Angélica Rodríguez Vargas escribe para la edición de diciembre de Literariedad esta reseña sobre Festen, película de Thomas Vinterberg inscrita en el manifiesto Dogma 95. Cuestiona nuestro papel como espectadores, y el papel mismo del cine y de la literatura, al estar frente a un filme tan perturbador como este donde, en medio del primer brindis de celebración de su cumpleaños, un padre de familia es sorprendido por su hijo mayor que confiesa ante toda la familia que este «abusaba sexualmente de él y de su hermana melliza, quien se suicidó hace pocos años en ese mismo lugar». El cine, nos dice la autora, no siempre nos ayuda a escapar de la realidad.
Por: Angélica Rodríguez Vargas
Arte: Thanna
Los espectadores de cine son vampiros silenciosos.
Jim Morrison
Festen (1998), traducida al español como Celebración, es una pesadilla.

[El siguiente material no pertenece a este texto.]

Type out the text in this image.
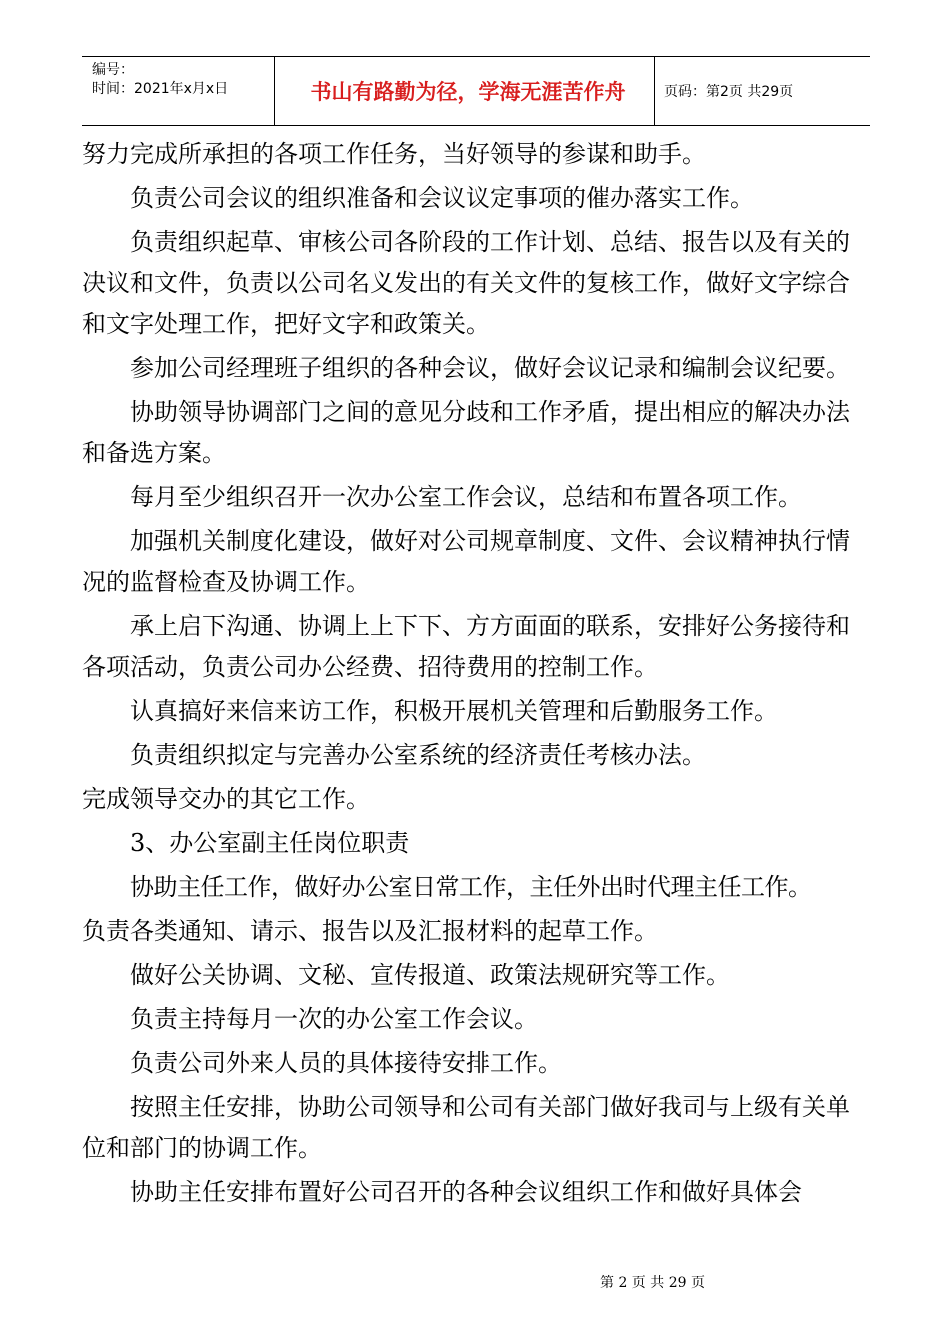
编号：
时间：2021年x月x日	书山有路勤为径，学海无涯苦作舟	页码：第2页 共29页

努力完成所承担的各项工作任务，当好领导的参谋和助手。

负责公司会议的组织准备和会议议定事项的催办落实工作。

负责组织起草、审核公司各阶段的工作计划、总结、报告以及有关的决议和文件，负责以公司名义发出的有关文件的复核工作，做好文字综合和文字处理工作，把好文字和政策关。

参加公司经理班子组织的各种会议，做好会议记录和编制会议纪要。

协助领导协调部门之间的意见分歧和工作矛盾，提出相应的解决办法和备选方案。

每月至少组织召开一次办公室工作会议，总结和布置各项工作。

加强机关制度化建设，做好对公司规章制度、文件、会议精神执行情况的监督检查及协调工作。

承上启下沟通、协调上上下下、方方面面的联系，安排好公务接待和各项活动，负责公司办公经费、招待费用的控制工作。

认真搞好来信来访工作，积极开展机关管理和后勤服务工作。

负责组织拟定与完善办公室系统的经济责任考核办法。

完成领导交办的其它工作。

3、办公室副主任岗位职责

协助主任工作，做好办公室日常工作，主任外出时代理主任工作。

负责各类通知、请示、报告以及汇报材料的起草工作。

做好公关协调、文秘、宣传报道、政策法规研究等工作。

负责主持每月一次的办公室工作会议。

负责公司外来人员的具体接待安排工作。

按照主任安排，协助公司领导和公司有关部门做好我司与上级有关单位和部门的协调工作。

协助主任安排布置好公司召开的各种会议组织工作和做好具体会

第 2 页 共 29 页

Empieza como la mayoría de películas de terror de clase B en las que los personajes ansiosos, y un poco deprimidos, están dispuestos a entregarse a todos los excesos para disfrutar un paseo o una fiesta que promete interesantes escenas de sexo, alcohol y drogas para liberarse de la realidad. El espectador, sobrio y en piyama, sabe que algo horrible les va a suceder por comportarse mal y se acomoda, seducido, en la silla del sofá o entre sus cobijas calientes como cuando escucha la fiesta del vecino, dispuesto a llamar a la policía apenas empiece a subirse el volumen de la música y comiencen los gritos de agitación, rabia o placer; no sin antes imaginarse las crudas y deliciosas escenas en cámara lenta, pernoctándose o masturbándose, según lo dictamine su moral.
Como sucede en todas las películas que tienen un inicio feliz, y al igual que el vecino insomne y empiyamado, intuimos que las cosas se van a poner feas. Experimentamos una mezcla de excitación, temor y angustia semejante a la que nos acompaña en época de fiestas. En esta ocasión, sin embargo, no se trata de un grupo de adolescentes promiscuos ni de vecinos alocados ni de nosotros mismos apoderándonos de una botella de Chivas Regal en vísperas de Navidad, sino de una familia danesa de clase alta que se reúne para celebrar los 60 años de un padre burgués, perteneciente a la masonería, en su mansión opulenta.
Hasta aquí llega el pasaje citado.